Linzaer / Ultra-Light-Fast-Generic-Face-Detector-1MB

💎1MB lightweight face detection model (1MB轻量级人脸检测模型)
MIT License
7.17k stars 1.54k forks source link

Problem about running onnx model on TensorRT lib #252

Open pango99 opened 3 years ago

pango99 commented 3 years ago

Hi: I try to running the onnx model on NVIDIA TensorRT lib, firstly I load the version-RFB-320.onnx model, trt lib report below warnings,and detect result is wrong

onnx2trt_utils.cpp:220: Your ONNX model has been generated with INT64 weights, while TensorRT does not natively support INT64. Attempting to cast down to INT32. onnx2trt_utils.cpp:246: One or more weights outside the range of INT32 was clamped onnx2trt_utils.cpp:246: One or more weights outside the range of INT32 was clamped onnx2trt_utils.cpp:246: One or more weights outside the range of INT32 was clamped

I also test the version-RFB-640.onnx,it has the same problem, so whether the INT64->INT32 conversion is the cause of the mistake? For running on TensorRT, should I use the "simplified" or "without_postprocessing" version model?

k-sokolov commented 3 years ago

hi, this conversion is not the source of the buggy detection. its rather that you need to preprocess inputs in specific way suppose input_data is your image read by cv2.imread. then you need to

input_prep = np.expand_dims(np.transpose(input_data, (2, 0, 1)), axis=0).astype(np.float32) / 255.
input_prep = np.array(input_prep, dtype=input_prep.dtype, order='C')

and feed this to your engine

pango99 commented 3 years ago

hi, this conversion is not the source of the buggy detection. its rather that you need to preprocess inputs in specific way suppose input_data is your image read by cv2.imread. then you need to

input_prep = np.expand_dims(np.transpose(input_data, (2, 0, 1)), axis=0).astype(np.float32) / 255.
input_prep = np.array(input_prep, dtype=input_prep.dtype, order='C')
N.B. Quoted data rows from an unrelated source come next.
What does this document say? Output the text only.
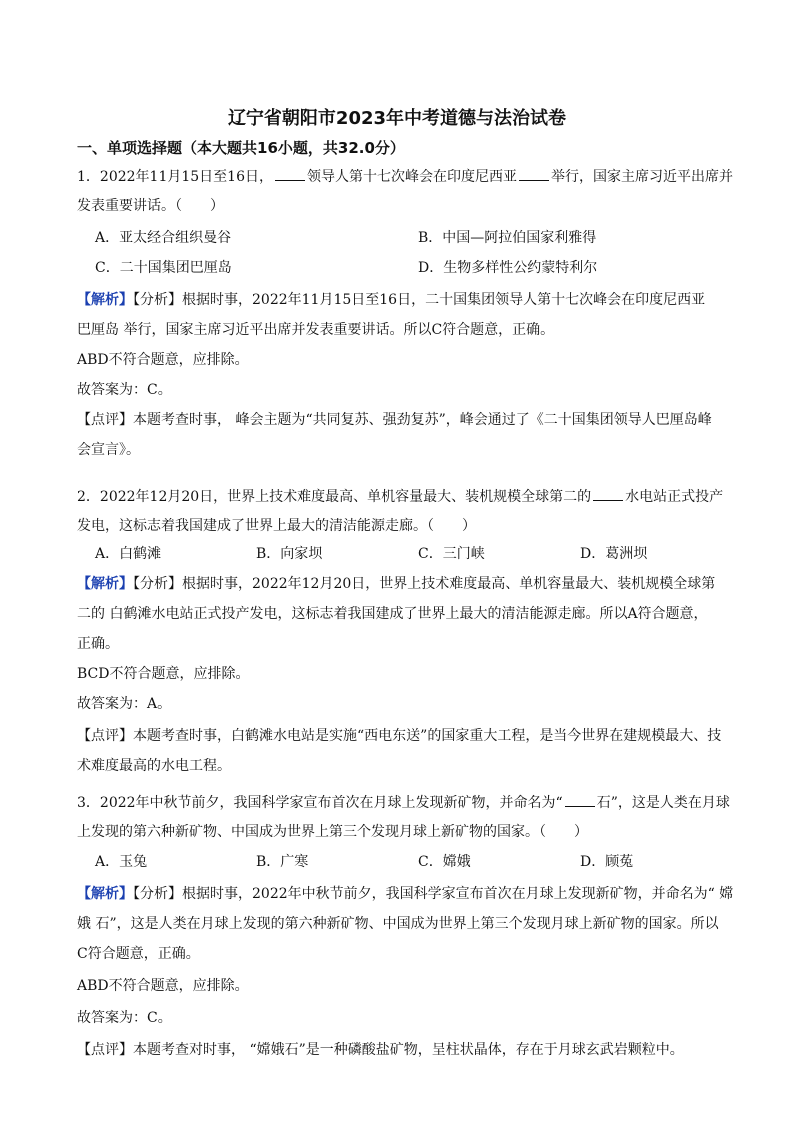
辽宁省朝阳市2023年中考道德与法治试卷
一、单项选择题（本大题共16小题，共32.0分）
1．2022年11月15日至16日， 领导人第十七次峰会在印度尼西亚 举行，国家主席习近平出席并
发表重要讲话。（　　）
A．亚太经合组织曼谷	B．中国—阿拉伯国家利雅得
C．二十国集团巴厘岛	D．生物多样性公约蒙特利尔
【解析】【分析】根据时事，2022年11月15日至16日，二十国集团领导人第十七次峰会在印度尼西亚
巴厘岛 举行，国家主席习近平出席并发表重要讲话。所以C符合题意，正确。
ABD不符合题意，应排除。
故答案为：C。
【点评】本题考查时事， 峰会主题为“共同复苏、强劲复苏”，峰会通过了《二十国集团领导人巴厘岛峰
会宣言》。
2．2022年12月20日，世界上技术难度最高、单机容量最大、装机规模全球第二的 水电站正式投产
发电，这标志着我国建成了世界上最大的清洁能源走廊。（　　）
A．白鹤滩	B．向家坝	C．三门峡	D．葛洲坝
【解析】【分析】根据时事，2022年12月20日，世界上技术难度最高、单机容量最大、装机规模全球第
二的 白鹤滩水电站正式投产发电，这标志着我国建成了世界上最大的清洁能源走廊。所以A符合题意，
正确。
BCD不符合题意，应排除。
故答案为：A。
【点评】本题考查时事，白鹤滩水电站是实施“西电东送”的国家重大工程，是当今世界在建规模最大、技
术难度最高的水电工程。
3．2022年中秋节前夕，我国科学家宣布首次在月球上发现新矿物，并命名为“ 石”，这是人类在月球
上发现的第六种新矿物、中国成为世界上第三个发现月球上新矿物的国家。（　　）
A．玉兔	B．广寒	C．嫦娥	D．顾菟
【解析】【分析】根据时事，2022年中秋节前夕，我国科学家宣布首次在月球上发现新矿物，并命名为“ 嫦
娥 石”，这是人类在月球上发现的第六种新矿物、中国成为世界上第三个发现月球上新矿物的国家。所以
C符合题意，正确。
ABD不符合题意，应排除。
故答案为：C。
【点评】本题考查对时事， “嫦娥石”是一种磷酸盐矿物，呈柱状晶体，存在于月球玄武岩颗粒中。
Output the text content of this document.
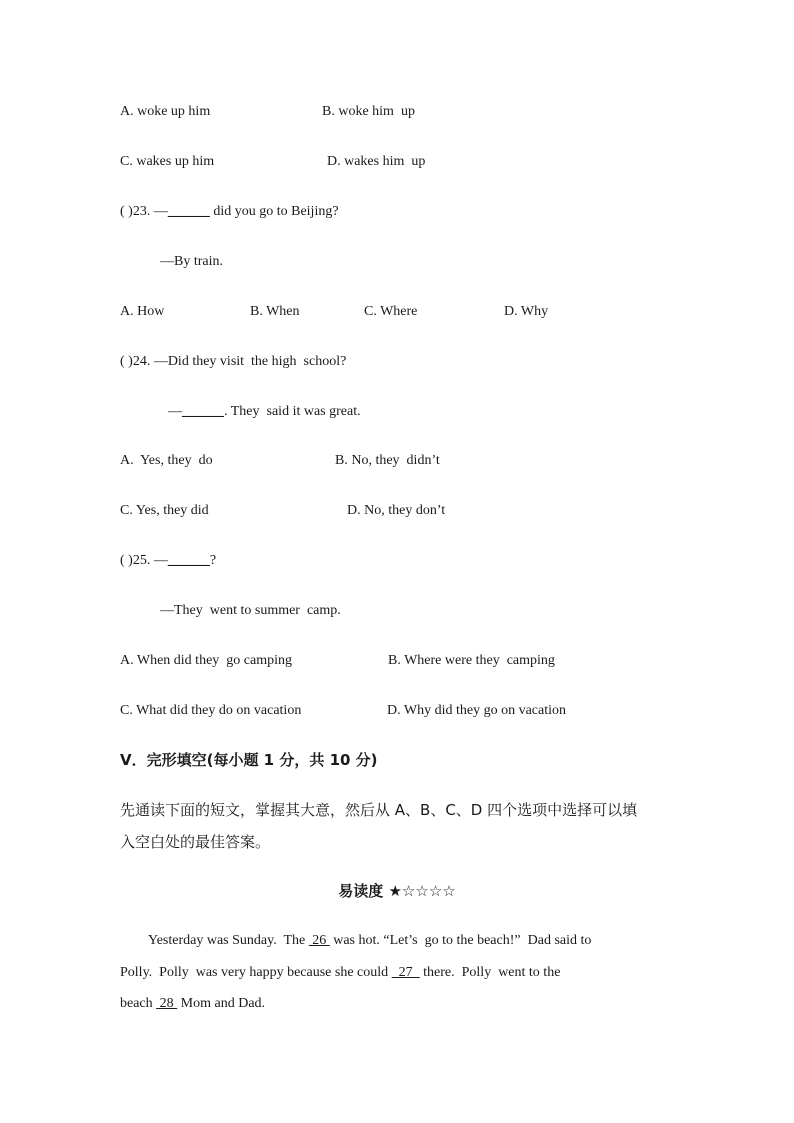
A. woke up him	B. woke him  up
C. wakes up him	D. wakes him  up
( )23. —______ did you go to Beijing?
—By train.
A. How	B. When	C. Where	D. Why
( )24. —Did they visit  the high  school?
—______. They  said it was great.
A.  Yes, they  do	B. No, they  didn’t
C. Yes, they did	D. No, they don’t
( )25. —______?
—They  went to summer  camp.
A. When did they  go camping	B. Where were they  camping
C. What did they do on vacation	D. Why did they go on vacation
V．完形填空(每小题 1 分，共 10 分)
先通读下面的短文，掌握其大意，然后从 A、B、C、D 四个选项中选择可以填
入空白处的最佳答案。
易读度 ★☆☆☆☆
Yesterday was Sunday.  The  26  was hot. “Let’s  go to the beach!”  Dad said to
Polly.  Polly  was very happy because she could   27   there.  Polly  went to the
beach  28  Mom and Dad.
and feed this to your engine

hi, k-sokolov: thanks your reply,my program is written by C,not python,and I am not skilled in python,so I rewrite my C preprocess code like below:

`cv::Mat inputDetImage = cv::dnn::blobFromImage(*detImage, 1.0 / 255.0, gCnnInputSize, cv::Scalar(0, 0, 0), true);

cudaMemcpy( gEngInputBuff_CUDA, inputDetImage.data, gCnnInputSize.widthgCnnInputSize.height 3 * sizeof(float), cudaMemcpyHostToDevice); ` I think cv::dnn::blobFromImage() can produce the same data like your code,but the detect result is still wrong,so where is my code wrong?